A l’occasion de la commémoration du 17 octobre 1961 (environ neuf mois avant l’Indépendance de l’Algérie), date à laquelle plus de 40 000 Algériens résidant en France avaient pacifiquement défilé pour à la fois dénoncer le couvre-feu imposé par la police de Maurice Papon aux Algériens de France et réclamer une «Algérie algérienne» et au cours de laquelle quelque 12 000 Algériens avaient été arrêtés et plus de 200 avaient trouvé la mort, le Président de la République, Abdelmadjid Tebboune, a lancé un appel à la diaspora pour participer à ce qu’il appelle le «Renouveau national».

Par Arezki Ighemat


Après avoir rappelé la contribution de la diaspora algérienne à la lutte de libération nationale, le Président l’a appelée à contribuer au projet de «Renouveau national» et à «l’édification d’une économie nationale prometteuse et à réaliser le développement durable».
Le Président a ajouté : «Notre diaspora est évidemment concernée par cette phase où nous nous attelons à l’édification de l’Etat et des institutions de droit et relevons les défis de la construction de l’Algérie nouvelle». Le Président poursuit, disant que la communauté nationale à l’étranger «est appelée à intensifier sa contribution à l’effort national d’autant que la révision de la Constitution lui a permis d’adhérer à la dynamique socioéconomique enclenchée dans l’Algérie nouvelle qui mise sur le potentiel de ses enfants, aussi bien à l’intérieur qu’à l’extérieur, une Algérie forte, prospère, altière et ouverte sur le monde» (Reporters.dz, 18 octobre 2022).
En réaction à cet appel qui, il faut le dire, est le premier du genre fait à la Diaspora, trois questions principales peuvent être posées : (1) Que peut faire la diaspora pour participer au «Renouveau national» dont parle le Président ? (2) Comment et sous quelles formes concrètes cette participation pourra-t-elle se faire ? (3) Que demanderait la diaspora pour participer à ce Renouveau national ? Mais, auparavant, une question préliminaire doit être posée : qu’entendre par «Renouveau national» ? Commençons par la question préliminaire.

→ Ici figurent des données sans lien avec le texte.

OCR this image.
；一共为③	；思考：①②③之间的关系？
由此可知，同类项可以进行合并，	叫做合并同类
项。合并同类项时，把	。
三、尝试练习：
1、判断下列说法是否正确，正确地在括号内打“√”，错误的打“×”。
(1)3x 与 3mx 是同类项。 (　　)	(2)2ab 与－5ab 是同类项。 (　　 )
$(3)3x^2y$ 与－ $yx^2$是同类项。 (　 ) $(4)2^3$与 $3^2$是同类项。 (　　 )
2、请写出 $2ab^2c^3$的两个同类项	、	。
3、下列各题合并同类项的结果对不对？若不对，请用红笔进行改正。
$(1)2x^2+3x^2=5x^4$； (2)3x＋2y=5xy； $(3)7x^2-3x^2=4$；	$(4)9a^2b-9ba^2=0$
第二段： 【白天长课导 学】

Que doit-on entendre par «Renouveau national» ?
Depuis son élection le 19 décembre 2019, le Président de la République avait mis l’accent sur le renouveau des institutions nationales et de la politique extérieure du pays. Une des premières actions qu’il avait entreprises était de refondre la Constitution pour lui permettre d’intégrer les nouvelles donnes algériennes et internationales et intégrer la dynamique insufflée par le Hirak du 19 février 2019 et du 19 février 2021 qu’il avait qualifié de «béni». Sur le plan institutionnel, il avait organisé les élections législatives et communales qui avaient conduit au renouvellement des représentants du peuple au niveau national, régional et local.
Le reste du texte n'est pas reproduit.